Train To Fail
The Navy, and every military, for that matter, professes to,
Train like you fight, fight like you train.
That’s just common sense. Anticipate the type of fighting you’re going to be called on to do and train for it. Simple and wise.
So, what’s the Navy training for? Well, nothing relevant, as we’ve discussed repeatedly but let’s set that aside.
The training the Navy is doing involves precision guided weapons. Guided by what? GPS, of course, and also mid-course guidance signals generated from radar data.
The training the Navy is doing involves battlespace awareness. Awareness from what? Radar, mainly.
The training the Navy is doing involves cooperative engagement whereby separate platforms share data and weapons control. Data obtained how? Network transmissions.
The training the Navy is doing involves tightly integrated command and control procedures. Integrated how? Various radio and other broad area communications transmissions.
The training the Navy is doing involves ship handling and navigation. Navigation via what? GPS coordinates. The days of the sextant or even radar fixes are gone.

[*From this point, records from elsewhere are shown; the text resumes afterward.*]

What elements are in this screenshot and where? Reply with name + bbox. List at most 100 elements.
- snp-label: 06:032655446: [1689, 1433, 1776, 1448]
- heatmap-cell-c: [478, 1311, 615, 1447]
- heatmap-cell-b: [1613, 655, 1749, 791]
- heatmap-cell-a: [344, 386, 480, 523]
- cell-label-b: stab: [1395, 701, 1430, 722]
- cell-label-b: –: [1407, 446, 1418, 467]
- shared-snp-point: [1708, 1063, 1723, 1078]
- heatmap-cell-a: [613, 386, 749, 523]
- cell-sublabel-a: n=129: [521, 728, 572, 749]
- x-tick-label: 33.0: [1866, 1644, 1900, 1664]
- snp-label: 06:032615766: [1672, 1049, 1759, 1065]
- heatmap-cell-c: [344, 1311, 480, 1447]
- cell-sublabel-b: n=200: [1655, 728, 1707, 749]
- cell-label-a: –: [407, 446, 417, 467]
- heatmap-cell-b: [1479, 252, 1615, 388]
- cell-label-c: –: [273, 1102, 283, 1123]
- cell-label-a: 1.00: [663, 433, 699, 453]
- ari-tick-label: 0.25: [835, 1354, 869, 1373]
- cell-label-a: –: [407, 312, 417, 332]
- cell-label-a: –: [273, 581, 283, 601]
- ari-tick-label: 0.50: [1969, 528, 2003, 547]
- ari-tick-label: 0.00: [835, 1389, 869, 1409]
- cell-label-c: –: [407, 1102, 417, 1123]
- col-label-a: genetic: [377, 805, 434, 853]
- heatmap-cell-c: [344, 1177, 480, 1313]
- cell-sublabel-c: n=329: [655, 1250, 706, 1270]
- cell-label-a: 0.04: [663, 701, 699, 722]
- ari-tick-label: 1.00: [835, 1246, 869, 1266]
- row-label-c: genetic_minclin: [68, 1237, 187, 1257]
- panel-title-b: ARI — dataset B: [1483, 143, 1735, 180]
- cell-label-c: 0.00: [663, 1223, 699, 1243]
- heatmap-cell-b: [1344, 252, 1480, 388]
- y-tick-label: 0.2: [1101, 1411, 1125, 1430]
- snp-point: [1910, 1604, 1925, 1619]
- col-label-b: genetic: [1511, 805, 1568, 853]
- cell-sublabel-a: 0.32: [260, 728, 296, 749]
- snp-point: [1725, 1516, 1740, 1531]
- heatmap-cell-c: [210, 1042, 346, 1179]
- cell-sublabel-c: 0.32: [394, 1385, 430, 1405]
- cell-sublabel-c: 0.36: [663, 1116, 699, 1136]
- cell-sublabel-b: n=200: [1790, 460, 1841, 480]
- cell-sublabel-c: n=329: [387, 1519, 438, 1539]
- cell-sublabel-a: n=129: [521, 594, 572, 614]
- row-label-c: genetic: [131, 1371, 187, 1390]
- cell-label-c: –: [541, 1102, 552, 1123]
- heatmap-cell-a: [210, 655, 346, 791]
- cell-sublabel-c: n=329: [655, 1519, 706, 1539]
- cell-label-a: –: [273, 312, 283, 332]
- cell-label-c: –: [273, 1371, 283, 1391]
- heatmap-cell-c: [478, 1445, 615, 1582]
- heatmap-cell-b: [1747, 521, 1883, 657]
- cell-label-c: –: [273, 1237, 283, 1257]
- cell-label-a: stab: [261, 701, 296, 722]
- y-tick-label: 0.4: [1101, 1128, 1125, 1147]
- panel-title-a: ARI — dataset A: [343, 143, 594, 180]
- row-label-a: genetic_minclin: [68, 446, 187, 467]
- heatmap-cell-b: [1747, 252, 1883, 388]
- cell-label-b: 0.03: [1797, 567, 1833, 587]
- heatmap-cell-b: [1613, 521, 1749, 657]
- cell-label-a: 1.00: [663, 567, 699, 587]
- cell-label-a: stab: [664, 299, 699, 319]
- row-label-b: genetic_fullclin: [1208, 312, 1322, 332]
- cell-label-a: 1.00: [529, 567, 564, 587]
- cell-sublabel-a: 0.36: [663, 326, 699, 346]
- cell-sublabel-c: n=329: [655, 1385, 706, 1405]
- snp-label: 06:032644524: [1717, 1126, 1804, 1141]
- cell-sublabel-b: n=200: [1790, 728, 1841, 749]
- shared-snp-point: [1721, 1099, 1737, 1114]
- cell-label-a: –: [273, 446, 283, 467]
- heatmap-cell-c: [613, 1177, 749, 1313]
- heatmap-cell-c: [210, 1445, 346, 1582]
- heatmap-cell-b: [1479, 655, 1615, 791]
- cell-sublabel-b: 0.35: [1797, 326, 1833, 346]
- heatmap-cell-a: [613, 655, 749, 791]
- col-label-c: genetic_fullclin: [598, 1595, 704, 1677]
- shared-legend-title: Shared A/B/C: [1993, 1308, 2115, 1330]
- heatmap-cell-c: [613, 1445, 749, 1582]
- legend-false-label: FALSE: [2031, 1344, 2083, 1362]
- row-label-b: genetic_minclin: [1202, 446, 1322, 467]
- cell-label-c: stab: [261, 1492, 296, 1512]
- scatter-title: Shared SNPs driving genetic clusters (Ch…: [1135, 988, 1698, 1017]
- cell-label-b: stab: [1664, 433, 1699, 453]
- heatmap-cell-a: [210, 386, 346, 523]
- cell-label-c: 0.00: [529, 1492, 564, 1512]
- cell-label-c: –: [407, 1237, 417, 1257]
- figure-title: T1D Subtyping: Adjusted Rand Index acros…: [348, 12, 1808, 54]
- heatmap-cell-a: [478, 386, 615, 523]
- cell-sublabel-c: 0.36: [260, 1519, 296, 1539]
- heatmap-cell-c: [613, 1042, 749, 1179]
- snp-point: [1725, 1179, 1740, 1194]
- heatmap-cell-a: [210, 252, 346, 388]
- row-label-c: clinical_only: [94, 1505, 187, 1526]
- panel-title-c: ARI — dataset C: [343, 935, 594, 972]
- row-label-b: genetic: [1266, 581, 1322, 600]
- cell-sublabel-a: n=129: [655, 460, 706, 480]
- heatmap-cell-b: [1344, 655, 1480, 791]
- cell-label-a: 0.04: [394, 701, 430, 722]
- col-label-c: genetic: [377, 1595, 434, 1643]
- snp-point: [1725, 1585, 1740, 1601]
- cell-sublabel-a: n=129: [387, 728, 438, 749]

Now that we’ve established what the Navy is training for, let’s consider what the actual fight will be like against a peer. Our satellites will be destroyed or severely degraded. We’ll face constant electronic countermeasures, jamming, signal disruption, and electronic warfare. Our networks will be subject to constant cyber attacks. We’ll revert to EMCON due to enemy electronic locating efforts. Our radars will be degraded due to various electronic countermeasures. In short, the actual fight will be nothing like what we’re training for. This leads to the blindingly obvious question, why are we training for a fight that won’t occur and why aren’t we training for the fight that will occur?
Our current approach is,
Train like you'll never fight, fight like you’ve never trained.
We need to acknowledge the reality of combat and begin training for it instead of the completely unrealistic set piece training we do now. To be fair, the Army has begun to acknowledge the reality of electronic warfare and train for it but the Navy hasn't even acknowledged the reality let alone train for it. We desperately need to relearn EMCON and reevaluate how we'll conduct surveillance, communications, and data transfer and figure out how we'll fight in an electromagnetically challenged environment.